Long working hours, a lack of compatibility, and many other things contributed to the breakdown of the marriage. But luck was on his side: soon after the break-up, K J Bennett met Theresa, the woman to whom he is still happily married. Together they have two children, now both adults.
There are many tales he could tell about his role in public service, but K J Bennett prefers not to. “It’s far too serious to bore people with. I prefer escaping into fantasy worlds, where strange things happen and the impossible is possible. That’s why I write. Maybe one day, though, now I’ve been out of it for a while, I’ll write about it, but I prefer pure escapism.”
Preferring the challenge of novel writing to short fiction, K J Bennett has several full length novels and a screenplay, although so far, a publishing contract has evaded him.
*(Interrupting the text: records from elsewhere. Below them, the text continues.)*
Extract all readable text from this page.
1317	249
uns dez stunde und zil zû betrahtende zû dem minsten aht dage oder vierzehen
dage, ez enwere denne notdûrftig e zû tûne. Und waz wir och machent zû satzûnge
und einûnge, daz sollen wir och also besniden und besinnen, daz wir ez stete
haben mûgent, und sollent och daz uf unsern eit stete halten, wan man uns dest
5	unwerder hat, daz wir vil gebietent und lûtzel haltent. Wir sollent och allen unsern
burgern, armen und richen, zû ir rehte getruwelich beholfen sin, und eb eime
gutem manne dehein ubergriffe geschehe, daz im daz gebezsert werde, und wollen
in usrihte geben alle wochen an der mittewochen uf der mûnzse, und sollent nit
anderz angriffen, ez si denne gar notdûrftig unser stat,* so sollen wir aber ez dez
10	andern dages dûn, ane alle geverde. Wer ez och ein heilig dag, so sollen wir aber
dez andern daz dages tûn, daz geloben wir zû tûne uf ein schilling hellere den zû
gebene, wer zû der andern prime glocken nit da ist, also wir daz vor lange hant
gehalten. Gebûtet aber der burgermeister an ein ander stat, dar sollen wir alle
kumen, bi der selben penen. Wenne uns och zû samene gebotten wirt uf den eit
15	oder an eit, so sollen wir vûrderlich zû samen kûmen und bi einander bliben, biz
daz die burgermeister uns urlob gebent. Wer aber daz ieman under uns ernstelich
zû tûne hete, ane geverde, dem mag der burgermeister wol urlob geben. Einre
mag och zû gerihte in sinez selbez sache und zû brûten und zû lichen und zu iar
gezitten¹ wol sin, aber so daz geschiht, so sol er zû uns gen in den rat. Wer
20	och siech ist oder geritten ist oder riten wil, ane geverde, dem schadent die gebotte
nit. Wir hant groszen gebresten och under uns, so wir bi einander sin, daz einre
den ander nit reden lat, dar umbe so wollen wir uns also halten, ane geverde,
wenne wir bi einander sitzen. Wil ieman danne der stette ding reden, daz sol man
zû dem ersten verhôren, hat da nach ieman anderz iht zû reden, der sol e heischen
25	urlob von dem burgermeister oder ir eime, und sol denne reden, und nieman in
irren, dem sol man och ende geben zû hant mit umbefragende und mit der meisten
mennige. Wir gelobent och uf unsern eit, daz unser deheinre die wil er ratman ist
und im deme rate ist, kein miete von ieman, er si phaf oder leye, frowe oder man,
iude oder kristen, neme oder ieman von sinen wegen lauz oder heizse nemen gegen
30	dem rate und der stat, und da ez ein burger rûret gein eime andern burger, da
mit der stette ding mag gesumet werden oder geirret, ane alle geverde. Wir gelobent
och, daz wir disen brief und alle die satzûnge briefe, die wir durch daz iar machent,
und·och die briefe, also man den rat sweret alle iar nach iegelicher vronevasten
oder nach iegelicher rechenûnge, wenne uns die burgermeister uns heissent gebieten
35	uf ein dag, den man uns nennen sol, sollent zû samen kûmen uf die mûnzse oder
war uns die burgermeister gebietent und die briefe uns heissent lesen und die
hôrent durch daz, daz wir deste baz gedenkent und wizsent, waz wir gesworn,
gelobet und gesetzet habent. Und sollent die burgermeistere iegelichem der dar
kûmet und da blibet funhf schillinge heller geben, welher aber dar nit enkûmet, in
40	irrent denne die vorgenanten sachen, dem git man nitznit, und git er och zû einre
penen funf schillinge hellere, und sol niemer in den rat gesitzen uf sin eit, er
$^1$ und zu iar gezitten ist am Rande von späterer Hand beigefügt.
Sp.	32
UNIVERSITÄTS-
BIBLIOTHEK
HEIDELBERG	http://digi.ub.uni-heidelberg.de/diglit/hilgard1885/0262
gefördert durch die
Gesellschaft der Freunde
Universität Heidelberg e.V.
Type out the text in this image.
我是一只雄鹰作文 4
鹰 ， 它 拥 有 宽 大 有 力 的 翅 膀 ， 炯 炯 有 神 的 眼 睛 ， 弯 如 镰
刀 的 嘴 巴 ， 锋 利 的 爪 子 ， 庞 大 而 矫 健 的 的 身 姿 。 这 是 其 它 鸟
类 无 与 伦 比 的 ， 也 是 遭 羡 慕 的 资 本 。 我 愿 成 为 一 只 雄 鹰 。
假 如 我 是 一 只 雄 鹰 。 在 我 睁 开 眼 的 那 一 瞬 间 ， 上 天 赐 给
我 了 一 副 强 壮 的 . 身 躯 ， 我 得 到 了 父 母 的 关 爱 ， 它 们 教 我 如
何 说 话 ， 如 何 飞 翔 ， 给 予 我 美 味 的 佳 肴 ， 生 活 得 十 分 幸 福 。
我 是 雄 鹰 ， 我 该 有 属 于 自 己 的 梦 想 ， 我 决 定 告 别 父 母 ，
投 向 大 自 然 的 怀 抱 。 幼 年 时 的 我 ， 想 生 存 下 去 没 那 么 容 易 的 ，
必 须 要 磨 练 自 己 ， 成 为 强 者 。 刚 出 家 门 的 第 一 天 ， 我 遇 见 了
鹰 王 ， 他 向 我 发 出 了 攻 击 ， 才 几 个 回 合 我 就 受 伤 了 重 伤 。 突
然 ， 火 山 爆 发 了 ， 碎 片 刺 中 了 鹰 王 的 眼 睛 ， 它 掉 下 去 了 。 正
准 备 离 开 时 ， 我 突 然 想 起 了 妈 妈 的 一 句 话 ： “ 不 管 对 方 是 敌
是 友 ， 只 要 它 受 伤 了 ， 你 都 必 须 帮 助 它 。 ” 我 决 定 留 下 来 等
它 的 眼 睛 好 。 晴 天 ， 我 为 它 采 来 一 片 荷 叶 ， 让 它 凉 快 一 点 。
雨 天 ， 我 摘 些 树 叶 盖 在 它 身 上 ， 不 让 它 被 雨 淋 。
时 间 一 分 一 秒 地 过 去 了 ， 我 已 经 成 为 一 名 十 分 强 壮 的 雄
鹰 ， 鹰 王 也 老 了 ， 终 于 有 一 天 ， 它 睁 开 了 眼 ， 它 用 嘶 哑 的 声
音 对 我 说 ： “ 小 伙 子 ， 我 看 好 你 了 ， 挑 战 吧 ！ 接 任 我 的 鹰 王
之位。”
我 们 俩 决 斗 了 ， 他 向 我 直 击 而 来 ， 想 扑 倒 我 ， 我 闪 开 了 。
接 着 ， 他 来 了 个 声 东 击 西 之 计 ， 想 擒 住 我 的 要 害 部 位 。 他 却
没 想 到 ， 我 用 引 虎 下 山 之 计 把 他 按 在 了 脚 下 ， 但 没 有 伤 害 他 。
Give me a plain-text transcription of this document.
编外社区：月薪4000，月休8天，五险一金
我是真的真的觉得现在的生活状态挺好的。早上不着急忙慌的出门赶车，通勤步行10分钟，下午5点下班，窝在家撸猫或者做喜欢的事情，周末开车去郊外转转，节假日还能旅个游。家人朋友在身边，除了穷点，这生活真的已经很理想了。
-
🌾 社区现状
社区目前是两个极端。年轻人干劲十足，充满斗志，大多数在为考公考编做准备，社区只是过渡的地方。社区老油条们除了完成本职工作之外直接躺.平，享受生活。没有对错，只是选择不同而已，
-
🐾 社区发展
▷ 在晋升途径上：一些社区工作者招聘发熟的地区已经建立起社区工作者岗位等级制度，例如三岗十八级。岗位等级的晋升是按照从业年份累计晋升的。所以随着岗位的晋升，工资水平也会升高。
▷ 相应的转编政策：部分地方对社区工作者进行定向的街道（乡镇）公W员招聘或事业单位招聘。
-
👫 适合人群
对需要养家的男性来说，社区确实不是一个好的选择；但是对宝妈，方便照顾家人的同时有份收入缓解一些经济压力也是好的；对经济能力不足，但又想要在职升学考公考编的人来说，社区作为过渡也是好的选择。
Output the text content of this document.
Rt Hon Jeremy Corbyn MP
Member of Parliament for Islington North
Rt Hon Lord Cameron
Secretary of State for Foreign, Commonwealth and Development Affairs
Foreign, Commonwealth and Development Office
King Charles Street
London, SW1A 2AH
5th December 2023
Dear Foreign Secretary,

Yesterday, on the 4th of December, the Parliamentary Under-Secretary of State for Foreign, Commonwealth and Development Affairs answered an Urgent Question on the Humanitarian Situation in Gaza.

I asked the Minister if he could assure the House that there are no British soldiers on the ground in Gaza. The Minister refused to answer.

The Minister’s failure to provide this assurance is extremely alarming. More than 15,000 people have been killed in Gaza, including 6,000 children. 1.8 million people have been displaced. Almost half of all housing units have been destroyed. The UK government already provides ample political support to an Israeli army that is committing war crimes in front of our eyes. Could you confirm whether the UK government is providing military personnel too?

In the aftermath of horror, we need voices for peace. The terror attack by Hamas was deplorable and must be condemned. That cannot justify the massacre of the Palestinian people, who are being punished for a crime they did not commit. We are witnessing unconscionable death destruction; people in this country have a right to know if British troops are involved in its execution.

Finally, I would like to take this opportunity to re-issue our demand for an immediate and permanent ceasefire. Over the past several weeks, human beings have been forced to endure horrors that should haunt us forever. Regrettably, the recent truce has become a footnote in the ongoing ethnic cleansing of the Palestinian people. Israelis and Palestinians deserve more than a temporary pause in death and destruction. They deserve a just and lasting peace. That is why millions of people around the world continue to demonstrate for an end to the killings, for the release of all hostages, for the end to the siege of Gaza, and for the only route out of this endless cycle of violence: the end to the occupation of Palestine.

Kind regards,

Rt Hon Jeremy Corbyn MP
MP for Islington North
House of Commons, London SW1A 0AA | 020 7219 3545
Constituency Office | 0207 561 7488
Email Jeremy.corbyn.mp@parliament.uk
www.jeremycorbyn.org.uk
Now retired and living in south Devon, K J Bennett looks forward to his future in literature and photography, and has faced up to some demons from the past – in particular, the identity crisis he faced when the electoral boundary changes moved his birth place out of Cheshire and into Greater Manchester. Having finally come to terms with this, K J Bennett can often be seen paying homage to his now Mancunian roots by wandering the streets whilst wearing a green parka coat with a fur rimmed hood, and muttering the words, “Eh-up, our kid.”